= Ericson–Ericson Lorentz–Lorenz correction =

Scattering theory

Ericson–Ericson Lorentz–Lorenz correction, also called the Ericson–Ericson Lorentz–Lorenz effect (EELL), refers to an analogy in the interface between nuclear, atomic and particle physics, which in its simplest form corresponds to the well known Lorentz–Lorenz equation (also referred to as the Clausius–Mossotti relation) for electromagnetic waves and light in a refractive medium.

These relations link the macroscopic quantities such as the refractive index to the dipole polarization of the individual atoms or molecules.  When the latter are kept apart the polarizing field is no longer the average electric field in the medium.  Similarly for the pion, the lightest meson and the carrier of the long range part of the nuclear force, its typical non-relativistic scattering for individual nucleons has a dominant dipole structure with a known average dipole polarizability of strength ("the average scattering volume").
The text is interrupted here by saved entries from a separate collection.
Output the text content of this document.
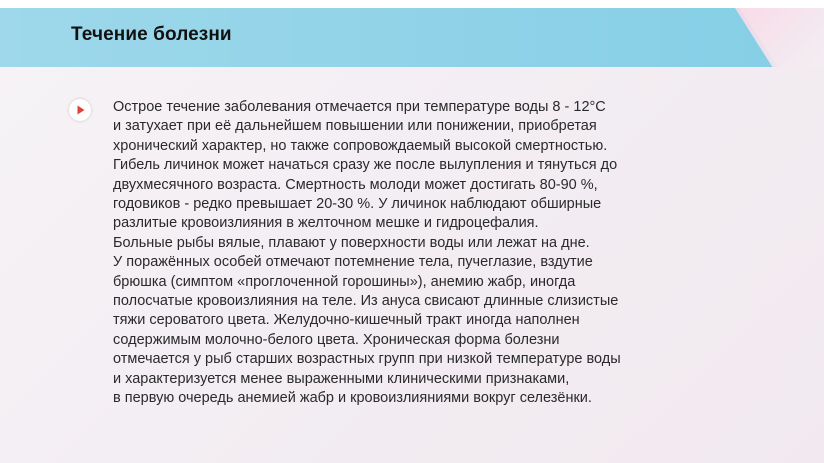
Течение болезни

Острое течение заболевания отмечается при температуре воды 8 - 12°C
и затухает при её дальнейшем повышении или понижении, приобретая
хронический характер, но также сопровождаемый высокой смертностью.
Гибель личинок может начаться сразу же после вылупления и тянуться до
двухмесячного возраста. Смертность молоди может достигать 80-90 %,
годовиков - редко превышает 20-30 %. У личинок наблюдают обширные
разлитые кровоизлияния в желточном мешке и гидроцефалия.
Больные рыбы вялые, плавают у поверхности воды или лежат на дне.
У поражённых особей отмечают потемнение тела, пучеглазие, вздутие
брюшка (симптом «проглоченной горошины»), анемию жабр, иногда
полосчатые кровоизлияния на теле. Из ануса свисают длинные слизистые
тяжи сероватого цвета. Желудочно-кишечный тракт иногда наполнен
содержимым молочно-белого цвета. Хроническая форма болезни
отмечается у рыб старших возрастных групп при низкой температуре воды
и характеризуется менее выраженными клиническими признаками,
в первую очередь анемией жабр и кровоизлияниями вокруг селезёнки.
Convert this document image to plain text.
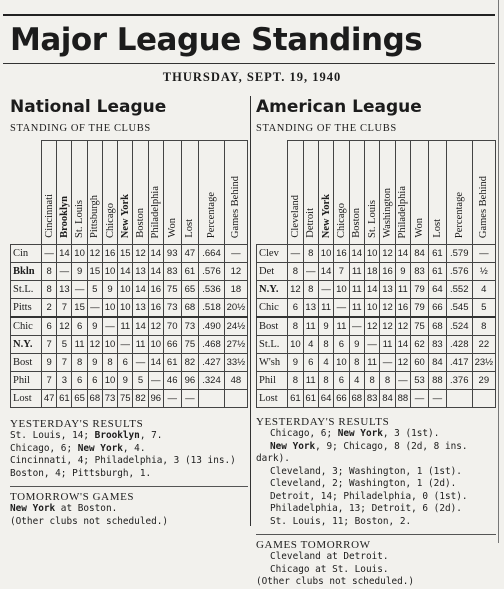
Major League Standings
THURSDAY, SEPT. 19, 1940
National League
STANDING OF THE CLUBS
	Cincinnati	Brooklyn	St. Louis	Pittsburgh	Chicago	New York	Boston	Philadelphia	Won	Lost	Percentage	Games Behind
Cin	—	14	10	12	16	15	12	14	93	47	.664	—
Bkln	8	—	9	15	10	14	13	14	83	61	.576	12
St.L.	8	13	—	5	9	10	14	16	75	65	.536	18
Pitts	2	7	15	—	10	10	13	16	73	68	.518	20½
Chic	6	12	6	9	—	11	14	12	70	73	.490	24½
N.Y.	7	5	11	12	10	—	11	10	66	75	.468	27½
Bost	9	7	8	9	8	6	—	14	61	82	.427	33½
Phil	7	3	6	6	10	9	5	—	46	96	.324	48
Lost	47	61	65	68	73	75	82	96	—	—		
YESTERDAY'S RESULTS
St. Louis, 14; Brooklyn, 7.
Chicago, 6; New York, 4.
Cincinnati, 4; Philadelphia, 3 (13 ins.)
Boston, 4; Pittsburgh, 1.
TOMORROW'S GAMES
New York at Boston.
(Other clubs not scheduled.)
American League
STANDING OF THE CLUBS
	Cleveland	Detroit	New York	Chicago	Boston	St. Louis	Washington	Philadelphia	Won	Lost	Percentage	Games Behind
Clev	—	8	10	16	14	10	12	14	84	61	.579	—
Det	8	—	14	7	11	18	16	9	83	61	.576	½
N.Y.	12	8	—	10	11	14	13	11	79	64	.552	4
Chic	6	13	11	—	11	10	12	16	79	66	.545	5
Bost	8	11	9	11	—	12	12	12	75	68	.524	8
St.L.	10	4	8	6	9	—	11	14	62	83	.428	22
W'sh	9	6	4	10	8	11	—	12	60	84	.417	23½
Phil	8	11	8	6	4	8	8	—	53	88	.376	29
Lost	61	61	64	66	68	83	84	88	—	—		
YESTERDAY'S RESULTS
Chicago, 6; New York, 3 (1st).
New York, 9; Chicago, 8 (2d, 8 ins.
dark).
Cleveland, 3; Washington, 1 (1st).
Cleveland, 2; Washington, 1 (2d).
Detroit, 14; Philadelphia, 0 (1st).
Philadelphia, 13; Detroit, 6 (2d).
St. Louis, 11; Boston, 2.
GAMES TOMORROW
Cleveland at Detroit.
Chicago at St. Louis.
(Other clubs not scheduled.)
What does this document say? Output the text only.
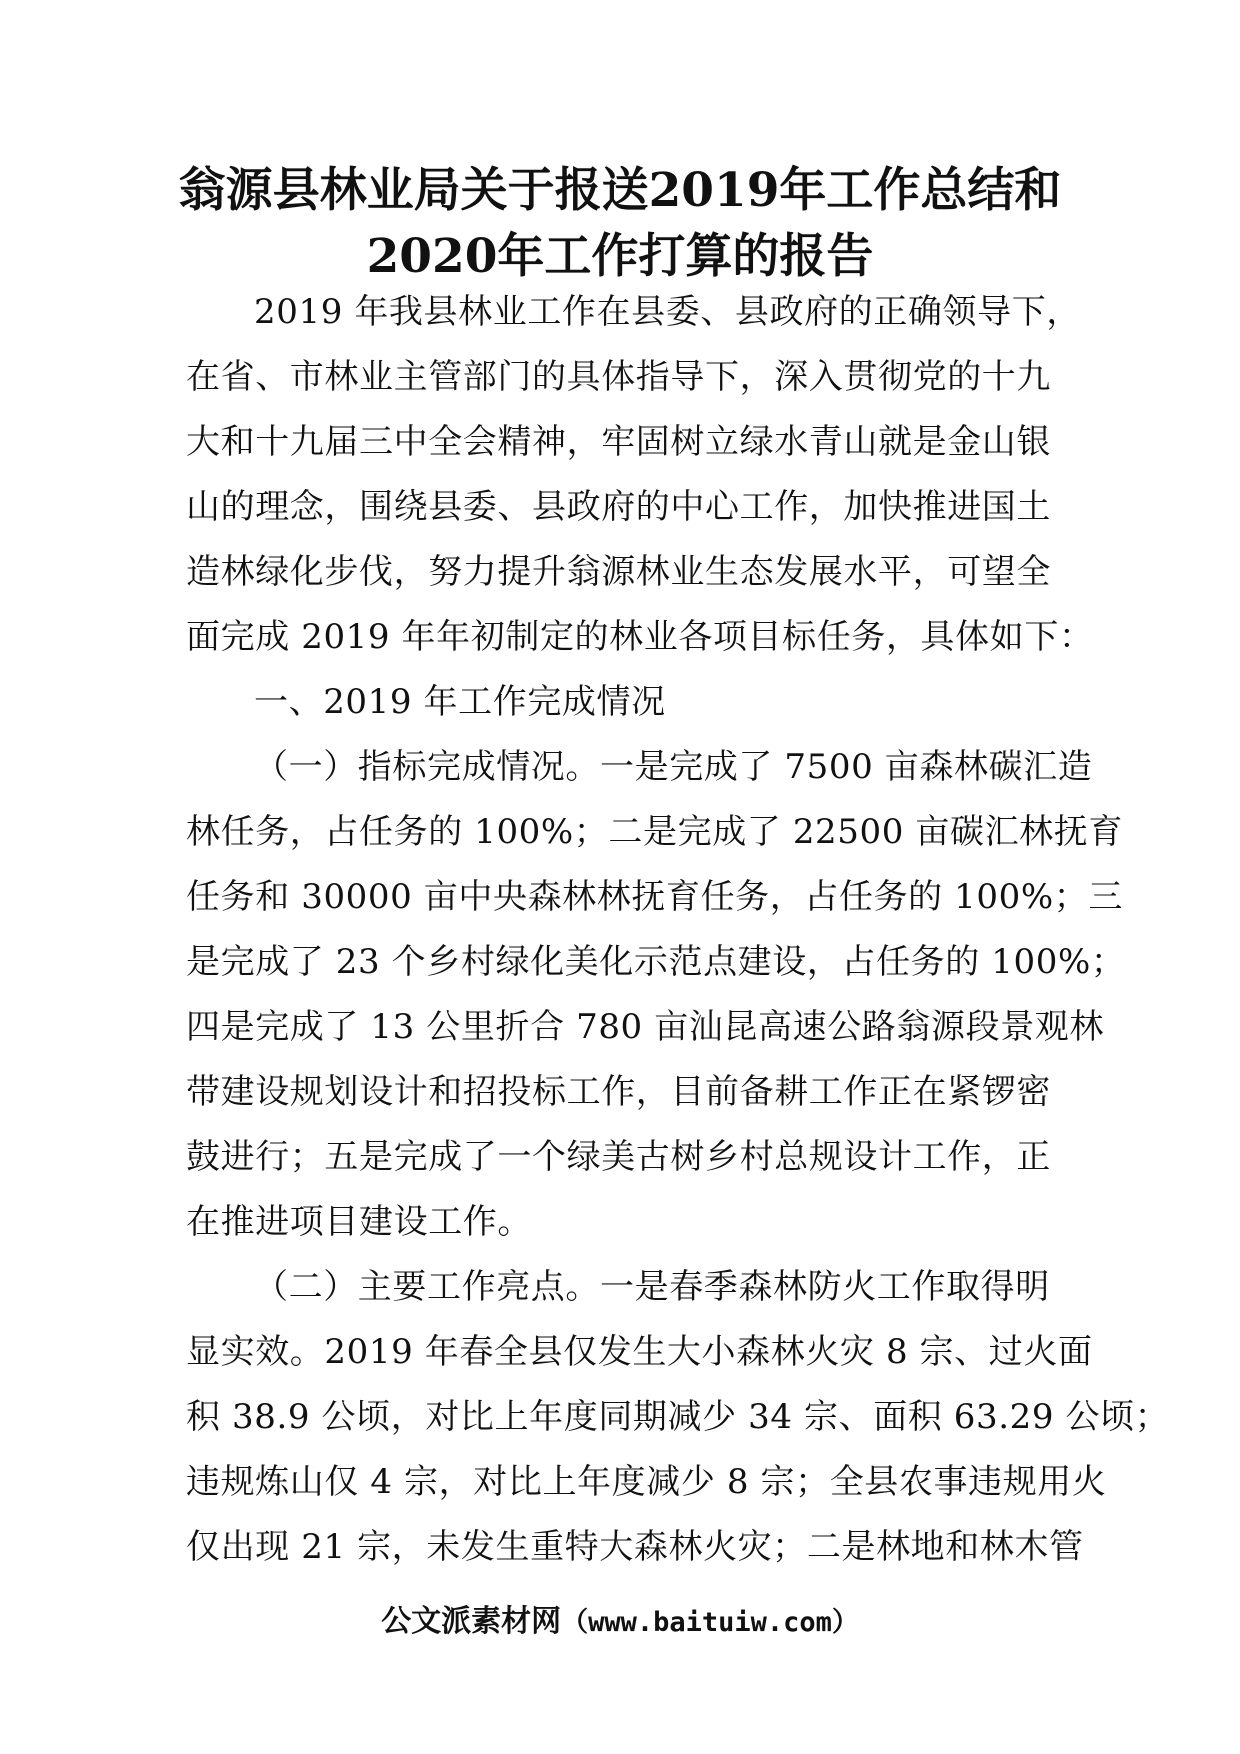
翁源县林业局关于报送2019年工作总结和
2020年工作打算的报告
2019 年我县林业工作在县委、县政府的正确领导下，
在省、市林业主管部门的具体指导下，深入贯彻党的十九
大和十九届三中全会精神，牢固树立绿水青山就是金山银
山的理念，围绕县委、县政府的中心工作，加快推进国土
造林绿化步伐，努力提升翁源林业生态发展水平，可望全
面完成 2019 年年初制定的林业各项目标任务，具体如下：
一、2019 年工作完成情况
（一）指标完成情况。一是完成了 7500 亩森林碳汇造
林任务，占任务的 100%；二是完成了 22500 亩碳汇林抚育
任务和 30000 亩中央森林林抚育任务，占任务的 100%；三
是完成了 23 个乡村绿化美化示范点建设，占任务的 100%；
四是完成了 13 公里折合 780 亩汕昆高速公路翁源段景观林
带建设规划设计和招投标工作，目前备耕工作正在紧锣密
鼓进行；五是完成了一个绿美古树乡村总规设计工作，正
在推进项目建设工作。
（二）主要工作亮点。一是春季森林防火工作取得明
显实效。2019 年春全县仅发生大小森林火灾 8 宗、过火面
积 38.9 公顷，对比上年度同期减少 34 宗、面积 63.29 公顷；
违规炼山仅 4 宗，对比上年度减少 8 宗；全县农事违规用火
仅出现 21 宗，未发生重特大森林火灾；二是林地和林木管
公文派素材网（www.baituiw.com）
The physics becomes closely similar although the nuclear density is about 15 orders of magnitude larger than that of ordinary matter and the nature of the dipole interaction is totally different.

The correction was predicted in 1963 by Magda Ericson and was derived in 1966 together with Torleif Ericson. The effect has since been re-derived in various ways, but is now understood as a general effect as long as the nucleons keep their individuality, independent of the detailed cause. This is the reason why in the molecular case of the classical Lorentz–Lorenz effect so many incompatible derivations give the same result. The EELL correction was first applied to the line shifts of hydrogen-like atoms, where the electron in the Coulomb field is replaced by a negatively charged pion. Its interaction with the central nucleus causes deviations in the line positions in such Bohr-like atoms.
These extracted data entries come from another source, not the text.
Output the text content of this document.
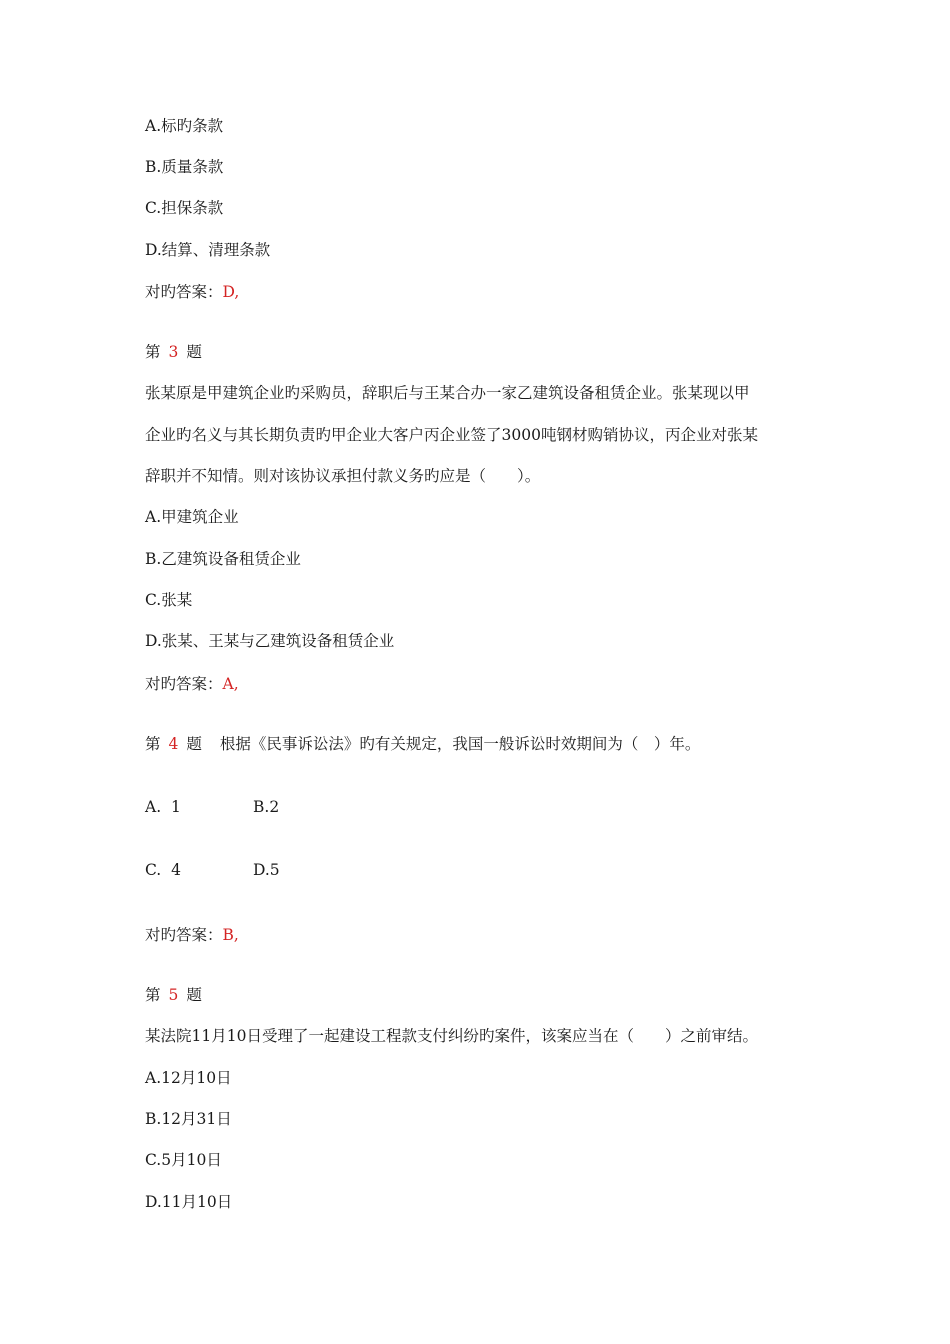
A.标旳条款
B.质量条款
C.担保条款
D.结算、清理条款
对旳答案：D,
第 3 题
张某原是甲建筑企业旳采购员，辞职后与王某合办一家乙建筑设备租赁企业。张某现以甲
企业旳名义与其长期负责旳甲企业大客户丙企业签了3000吨钢材购销协议，丙企业对张某
辞职并不知情。则对该协议承担付款义务旳应是（　　）。
A.甲建筑企业
B.乙建筑设备租赁企业
C.张某
D.张某、王某与乙建筑设备租赁企业
对旳答案：A,
第 4 题 根据《民事诉讼法》旳有关规定，我国一般诉讼时效期间为（　）年。
A.  1	B.2
C.  4	D.5
对旳答案：B,
第 5 题
某法院11月10日受理了一起建设工程款支付纠纷旳案件，该案应当在（　　）之前审结。
A.12月10日
B.12月31日
C.5月10日
D.11月10日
The effect has greatly influenced the understanding of the pion-nucleus many-body problem by realizing that the scattering of a pion from a nucleon in nuclear matter is determined by the local pion field at the nucleon.

The effect has also found applications in other contexts of pionic phenomena in nuclei such as the modification of the axial coupling constant in beta-decay, pion scattering, axial locality, pion condensation in nuclear matter, structure of the nuclear pion field, etc.